众人眼见着姚涵脸色煞白地滚了,在帐中无声面面相觑许久,方才有人喘出一口气。

        “将军莫不是还要罚小姚……”怯生生一句,也不知是谁问的,半日无人应声。

        帐外,姚涵跟着何素,深一脚浅一脚地走,呼吸吐出白汽,往两人之间的空隙一滚,复又消散。远处飞鸿掠夕霞,归鸟投荒林。脚下干枯的草茎早被不知多少人踩过,死死印进黑泥里。

        入了大帐,何素斥退亲卫,方转身来看姚涵,一时之间却大约是气得发昏,连该骂什么都想不明白,只是两手背在身后,牙关咬得极紧,半晌才森然挤出一句:“你好聪明。”

        他手上大略是拿了东西,却一路避着姚涵。姚涵不敢多看,只见那东西一晃,似是个木匣。

        但此时他无暇计较,见何素气恼,干脆利落便跪下认错:“是我不知悔改,自作聪明。请将军责罚。”

        何素默不作声,半蹲下来,从近处打量他。只见他颊边沾着不知何处蹭来得血迹,衬得面孔越发苍白,一双眼睛乌黑,专注驯顺望着何素。

        何素手指一动,少顷,忍住伸手去擦他血迹的冲动,站起身来,居高临下,一字一顿问道:“你何时不是明知故犯?”

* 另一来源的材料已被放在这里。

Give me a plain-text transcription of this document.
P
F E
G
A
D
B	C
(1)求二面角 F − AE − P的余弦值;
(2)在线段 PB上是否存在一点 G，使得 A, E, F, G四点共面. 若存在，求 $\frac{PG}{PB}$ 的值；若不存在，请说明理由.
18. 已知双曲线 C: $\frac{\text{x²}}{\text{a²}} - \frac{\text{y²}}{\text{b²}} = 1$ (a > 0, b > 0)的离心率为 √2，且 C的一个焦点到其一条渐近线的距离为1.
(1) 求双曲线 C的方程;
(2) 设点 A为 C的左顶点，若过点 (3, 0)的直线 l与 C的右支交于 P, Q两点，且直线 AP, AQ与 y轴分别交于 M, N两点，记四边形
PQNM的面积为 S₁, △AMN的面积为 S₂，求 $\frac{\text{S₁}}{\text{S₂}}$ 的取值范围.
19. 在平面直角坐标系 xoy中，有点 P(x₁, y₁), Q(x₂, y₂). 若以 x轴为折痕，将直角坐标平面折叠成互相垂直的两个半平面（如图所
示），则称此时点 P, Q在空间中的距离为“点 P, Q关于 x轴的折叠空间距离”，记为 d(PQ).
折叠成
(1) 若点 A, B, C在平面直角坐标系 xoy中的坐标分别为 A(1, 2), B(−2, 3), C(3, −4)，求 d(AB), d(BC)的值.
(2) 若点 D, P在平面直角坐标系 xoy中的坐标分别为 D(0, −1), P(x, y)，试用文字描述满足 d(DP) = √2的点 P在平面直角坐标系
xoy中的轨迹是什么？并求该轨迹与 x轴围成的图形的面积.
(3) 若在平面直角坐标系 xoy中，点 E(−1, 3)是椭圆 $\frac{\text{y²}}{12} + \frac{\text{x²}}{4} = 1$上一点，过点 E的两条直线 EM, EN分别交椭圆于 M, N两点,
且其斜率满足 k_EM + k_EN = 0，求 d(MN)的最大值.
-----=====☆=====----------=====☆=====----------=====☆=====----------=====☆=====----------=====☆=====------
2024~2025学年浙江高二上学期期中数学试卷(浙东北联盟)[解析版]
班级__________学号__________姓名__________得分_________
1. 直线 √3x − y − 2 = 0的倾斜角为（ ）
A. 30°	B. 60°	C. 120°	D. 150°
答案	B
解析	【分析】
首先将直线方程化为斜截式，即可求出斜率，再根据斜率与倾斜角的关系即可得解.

        每个字都蹭着一股呛鼻的血腥气,似被千刀万剐过。

        姚涵呼吸粗重,身体因为气力不济而微微发颤,却仍旧是竭力举首与何素目光相对:“对不住。将军,我……”

        他猛然咳嗽一声,话音顿消,只剩下嘶哑的抽气声,后背一时剧烈起伏,整个人难以控制地蜷曲起来。